The late Ted Makalena got his start in golf by swinging cut-down clubs and caddying in 1941, when he was 8. That December, play was suspended after the attack on Pearl Harbor.
Concrete pill boxes were constructed at Waialae Country Club, where his father Sol worked, and barbed wire was put up along the fairways to discourage landings.
Nothing discouraged Makalena. He won the PGA Tour’s second Hawaiian Open 50 years ago last month, becoming the first non-member to win a tour event, and the first from Hawaii.
He opened eyes around the world, but especially here. A generation of young golfers suddenly realized Hawaii’s beautiful blue sky was the limit, not the ocean that surrounded them.
David Ishii’s first thought was, “Wow, somebody local beat guys from the mainland.”
“He was an inspiration,” Ishii recalled a few years ago. “He made it possible for us to think that maybe we can make it as professional golfers.”
Ishii absolutely has, winning his own Hawaiian Open in 1990 and becoming the first foreigner to claim the money title in Japan, where he still plays senior events.
Dean Wilson also broke through, along with Parker McLachlin. Lenore Muraoka Rittenhouse won on the LPGA tour, years after Jackie Pung put Hawaii on that map.
Yes, ESPN and Golf Channel, Hawaii did have great golfers before Michelle Wie put on her first pair of Nikes and Tadd Fujikawa began pumping fists. The pipeline continues to pump them out in large part because of Ted Makalena and that remarkable week at Waialae.
“These have been the four greatest days of my golfing career,” he said on the day he won. “My game was sound from tee to green. That opening day 66 gave me a great lift.
“I think I had an advantage on the greens. I can read them like a book and that helped me a lot. Many of the other players had trouble on the greens.”
Makalena read all of Waialae like a book. He grew up there and won the last five Hawaiian Opens played before it became a tour stop (1960-64), while he was Ala Wai’s head pro. He won 25 times in Hawaii and played in six U.S. Opens — finishing in the top 30 twice.
But nothing would match that magical week, when Makalena’s great length and uncanny accuracy made him the best player on the planet.
Allan Yamamoto, Makalena’s golfing buddy at Ala Wai, followed him all 18 holes in the final round. Makalena hit every green in regulation and birdied three of the final four holes to beat defending champion Gay Brewer and leading money winner Billy Casper by three shots.
“I think I was more nervous than he was, especially on the 18th,” Yamamoto remembers. “He had maybe a two-stroke lead and he hit his drive right down the middle on the last hole (now No. 9). He took out a fairway wood, a 4-wood.

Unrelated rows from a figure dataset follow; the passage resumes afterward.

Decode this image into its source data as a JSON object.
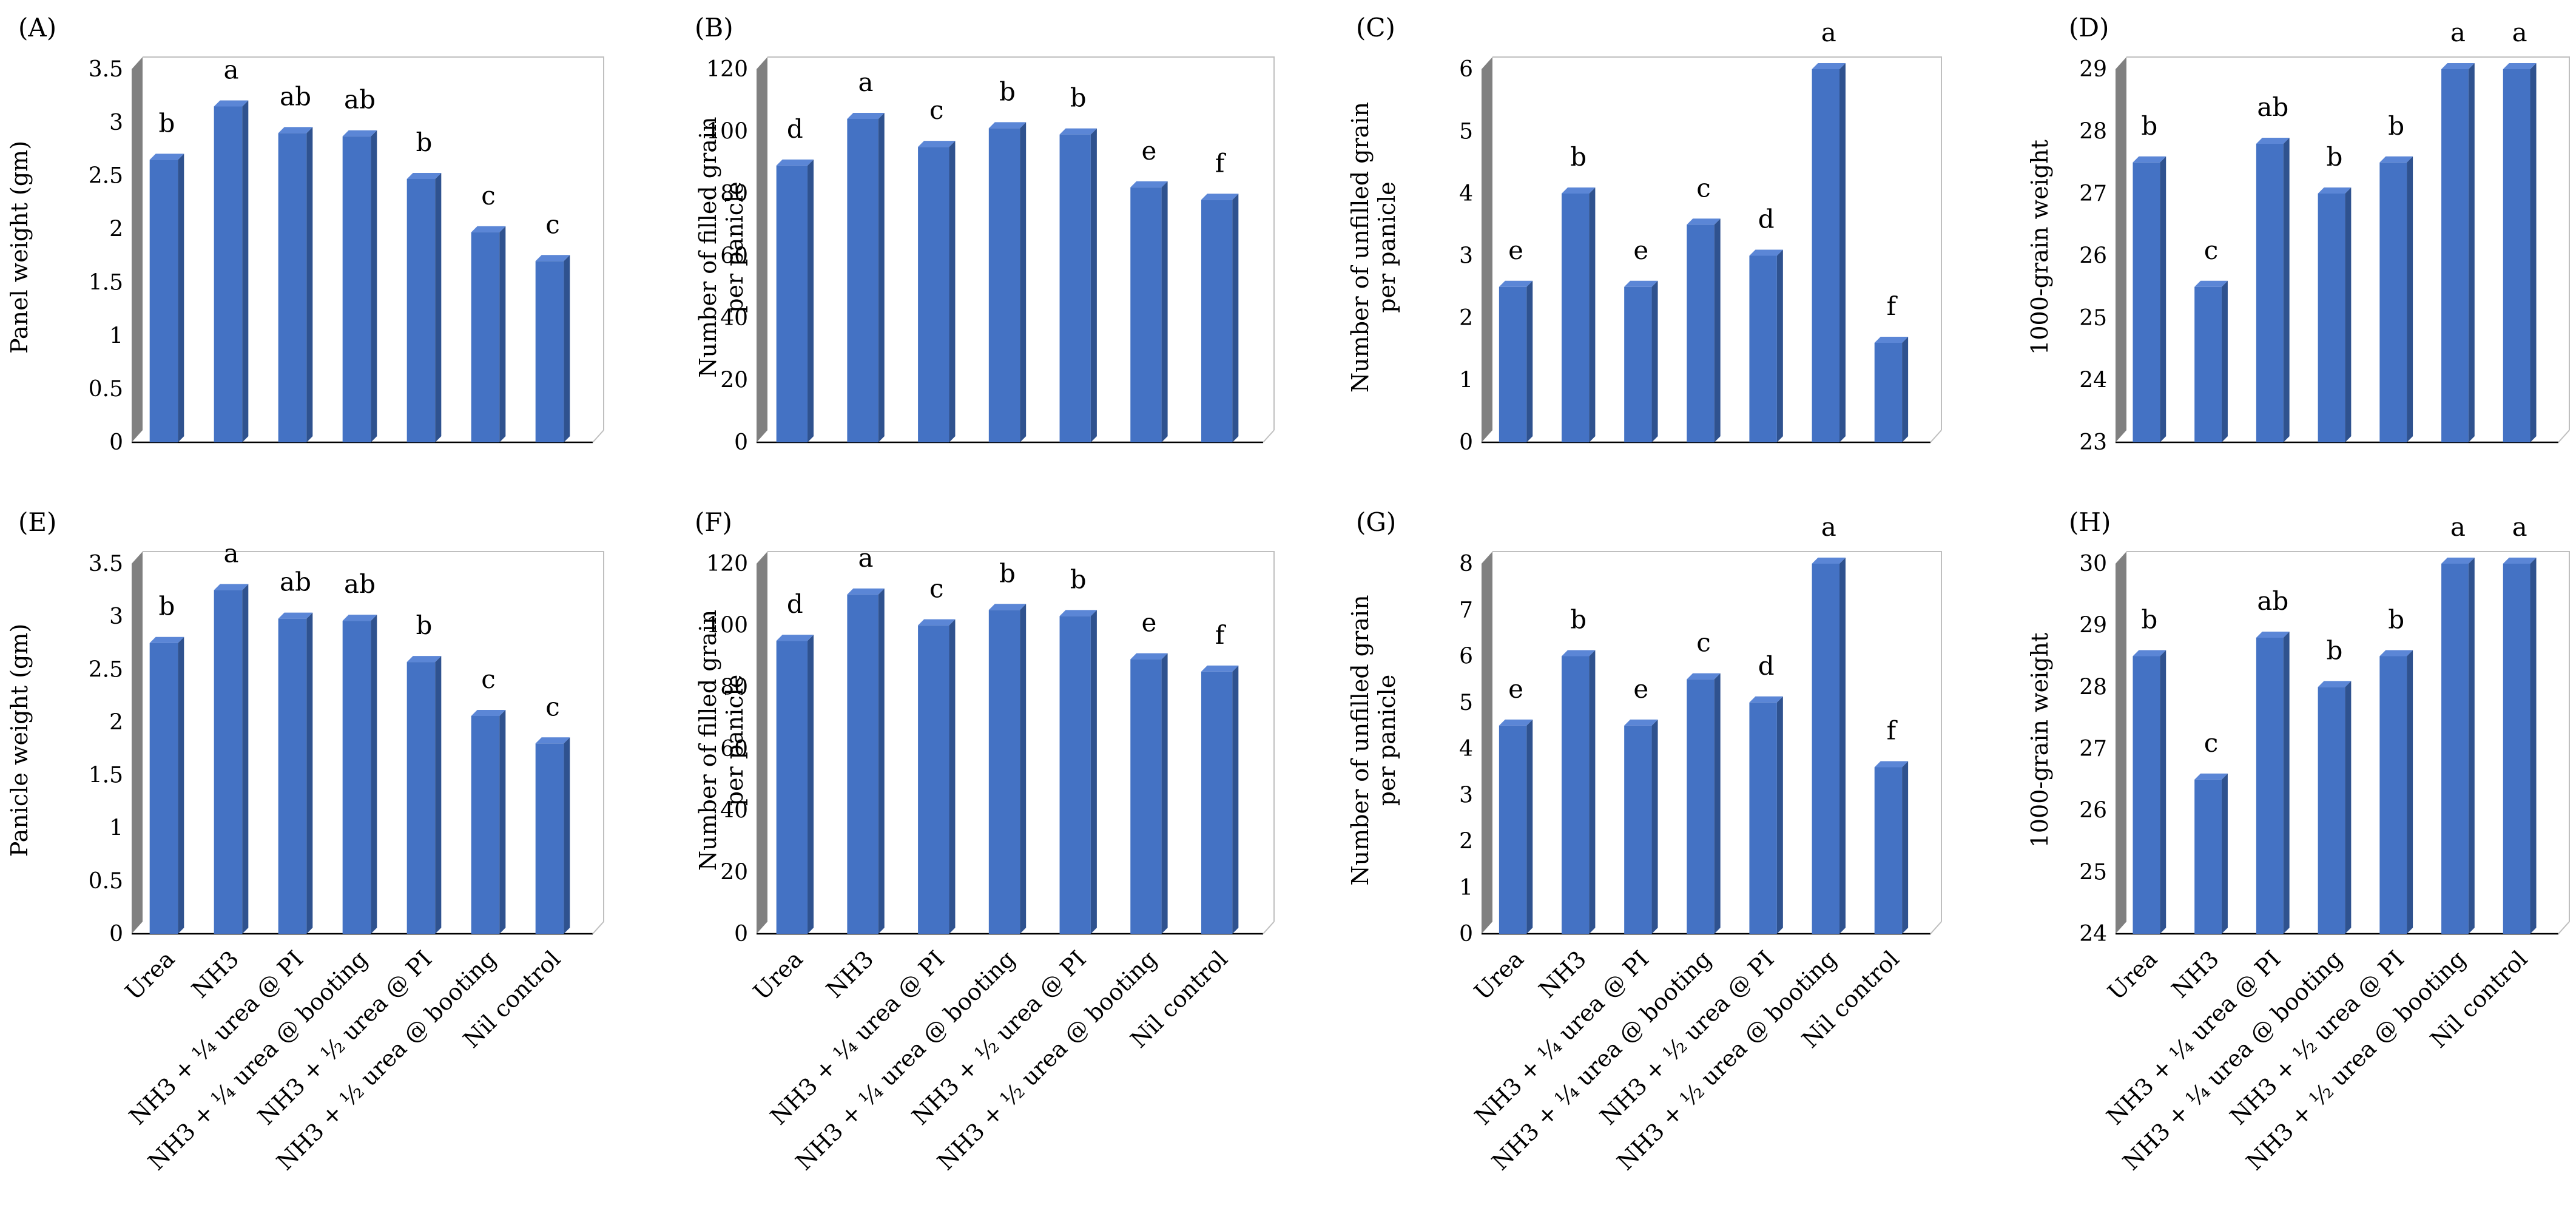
{
  "style": {
    "bar_front": "#4472c4",
    "bar_side": "#2f528f",
    "bar_top": "#5b86d6",
    "wall_shade": "#808080"
  },
  "chart_data": [
    {
      "type": "bar",
      "panel": "(A)",
      "ylabel": "Panel weight (gm)",
      "ylim": [
        0,
        3.5
      ],
      "yticks": [
        "0",
        "0.5",
        "1",
        "1.5",
        "2",
        "2.5",
        "3",
        "3.5"
      ],
      "categories": [
        "Urea",
        "NH3",
        "NH3 + ¼ urea @ PI",
        "NH3 + ¼ urea @ booting",
        "NH3 + ½ urea @ PI",
        "NH3 + ½ urea @ booting",
        "Nil control"
      ],
      "values": [
        2.65,
        3.15,
        2.9,
        2.87,
        2.47,
        1.97,
        1.7
      ],
      "letters": [
        "b",
        "a",
        "ab",
        "ab",
        "b",
        "c",
        "c"
      ]
    },
    {
      "type": "bar",
      "panel": "(B)",
      "ylabel": "Number of filled grain per panicle",
      "ylim": [
        0,
        120
      ],
      "yticks": [
        "0",
        "20",
        "40",
        "60",
        "80",
        "100",
        "120"
      ],
      "categories": [
        "Urea",
        "NH3",
        "NH3 + ¼ urea @ PI",
        "NH3 + ¼ urea @ booting",
        "NH3 + ½ urea @ PI",
        "NH3 + ½ urea @ booting",
        "Nil control"
      ],
      "values": [
        89,
        104,
        95,
        101,
        99,
        82,
        78
      ],
      "letters": [
        "d",
        "a",
        "c",
        "b",
        "b",
        "e",
        "f"
      ]
    },
    {
      "type": "bar",
      "panel": "(C)",
      "ylabel": "Number of unfilled grain per panicle",
      "ylim": [
        0,
        6
      ],
      "yticks": [
        "0",
        "1",
        "2",
        "3",
        "4",
        "5",
        "6"
      ],
      "categories": [
        "Urea",
        "NH3",
        "NH3 + ¼ urea @ PI",
        "NH3 + ¼ urea @ booting",
        "NH3 + ½ urea @ PI",
        "NH3 + ½ urea @ booting",
        "Nil control"
      ],
      "values": [
        2.5,
        4.0,
        2.5,
        3.5,
        3.0,
        6.0,
        1.6
      ],
      "letters": [
        "e",
        "b",
        "e",
        "c",
        "d",
        "a",
        "f"
      ]
    },
    {
      "type": "bar",
      "panel": "(D)",
      "ylabel": "1000-grain weight",
      "ylim": [
        23,
        29
      ],
      "yticks": [
        "23",
        "24",
        "25",
        "26",
        "27",
        "28",
        "29"
      ],
      "categories": [
        "Urea",
        "NH3",
        "NH3 + ¼ urea @ PI",
        "NH3 + ¼ urea @ booting",
        "NH3 + ½ urea @ PI",
        "NH3 + ½ urea @ booting",
        "Nil control"
      ],
      "values": [
        27.5,
        25.5,
        27.8,
        27.0,
        27.5,
        29.0,
        29.0
      ],
      "letters": [
        "b",
        "c",
        "ab",
        "b",
        "b",
        "a",
        "a"
      ]
    },
    {
      "type": "bar",
      "panel": "(E)",
      "ylabel": "Panicle weight (gm)",
      "ylim": [
        0,
        3.5
      ],
      "yticks": [
        "0",
        "0.5",
        "1",
        "1.5",
        "2",
        "2.5",
        "3",
        "3.5"
      ],
      "categories": [
        "Urea",
        "NH3",
        "NH3 + ¼ urea @ PI",
        "NH3 + ¼ urea @ booting",
        "NH3 + ½ urea @ PI",
        "NH3 + ½ urea @ booting",
        "Nil control"
      ],
      "values": [
        2.75,
        3.25,
        2.98,
        2.96,
        2.57,
        2.06,
        1.8
      ],
      "letters": [
        "b",
        "a",
        "ab",
        "ab",
        "b",
        "c",
        "c"
      ]
    },
    {
      "type": "bar",
      "panel": "(F)",
      "ylabel": "Number of filled grain per panicle",
      "ylim": [
        0,
        120
      ],
      "yticks": [
        "0",
        "20",
        "40",
        "60",
        "80",
        "100",
        "120"
      ],
      "categories": [
        "Urea",
        "NH3",
        "NH3 + ¼ urea @ PI",
        "NH3 + ¼ urea @ booting",
        "NH3 + ½ urea @ PI",
        "NH3 + ½ urea @ booting",
        "Nil control"
      ],
      "values": [
        95,
        110,
        100,
        105,
        103,
        89,
        85
      ],
      "letters": [
        "d",
        "a",
        "c",
        "b",
        "b",
        "e",
        "f"
      ]
    },
    {
      "type": "bar",
      "panel": "(G)",
      "ylabel": "Number of unfilled grain per panicle",
      "ylim": [
        0,
        8
      ],
      "yticks": [
        "0",
        "1",
        "2",
        "3",
        "4",
        "5",
        "6",
        "7",
        "8"
      ],
      "categories": [
        "Urea",
        "NH3",
        "NH3 + ¼ urea @ PI",
        "NH3 + ¼ urea @ booting",
        "NH3 + ½ urea @ PI",
        "NH3 + ½ urea @ booting",
        "Nil control"
      ],
      "values": [
        4.5,
        6.0,
        4.5,
        5.5,
        5.0,
        8.0,
        3.6
      ],
      "letters": [
        "e",
        "b",
        "e",
        "c",
        "d",
        "a",
        "f"
      ]
    },
    {
      "type": "bar",
      "panel": "(H)",
      "ylabel": "1000-grain weight",
      "ylim": [
        24,
        30
      ],
      "yticks": [
        "24",
        "25",
        "26",
        "27",
        "28",
        "29",
        "30"
      ],
      "categories": [
        "Urea",
        "NH3",
        "NH3 + ¼ urea @ PI",
        "NH3 + ¼ urea @ booting",
        "NH3 + ½ urea @ PI",
        "NH3 + ½ urea @ booting",
        "Nil control"
      ],
      "values": [
        28.5,
        26.5,
        28.8,
        28.0,
        28.5,
        30.0,
        30.0
      ],
      "letters": [
        "b",
        "c",
        "ab",
        "b",
        "b",
        "a",
        "a"
      ]
    }
  ]
}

“I’m thinking what are you doing? The only way he can lose the tournament is if he goes out of bounds. He can hit an iron 50 yards short and make six and still win. But no, no, no. He was loose and hit the middle of the green and two-putted for birdie.”
Makalena finished at 17-under-par 271, a tournament record Ben Crenshaw finally broke nine years later. The champ collected $8,500 and acknowledged it was twice as much as all he had won since more than a decade earlier. Chi Chi Rodriguez, who left a note in Makalena’s locker the final day reading “You get them, I’m with you all the way,” offered to sponsor him.
That wasn’t allowed, but Makalena joined the tour full-time in 1967 — after helping Bob Tom start the Hawaii Junior Golf Association — and roomed with a young guy named Lee Trevino.
Makalena was seventh that year at Waialae and tweaked his swing, according to Yamamoto, hitting it even longer without giving up any accuracy.
“I could see the difference in distance,” Yamamoto laughs. “The distance I was behind him got greater and greater.”
Makalena came home near the end of the 1968 season. At a family picnic, he was pulled out of the ocean unconscious. He died five days later, at age 34.
“I think he had more talent than any of us,” Ishii said in 2009. “It would have been nice to see what he could have done had he been alive to play out his whole career. All the other guys he played with, like Lee Trevino and Chi Chi Rodriguez, continued on to play the senior tour. He probably would have been like one of those guys.”
Two months after Makalena died, Trevino won the Hawaiian Open with Harry Makalena — one of Ted’s brothers — on the bag. Trevino dedicated the victory to Ted and set up a trust fund for his son.
The city named a municipal course after him and for years our State Open was named after him.
The memories remain vivid, even after 50 years.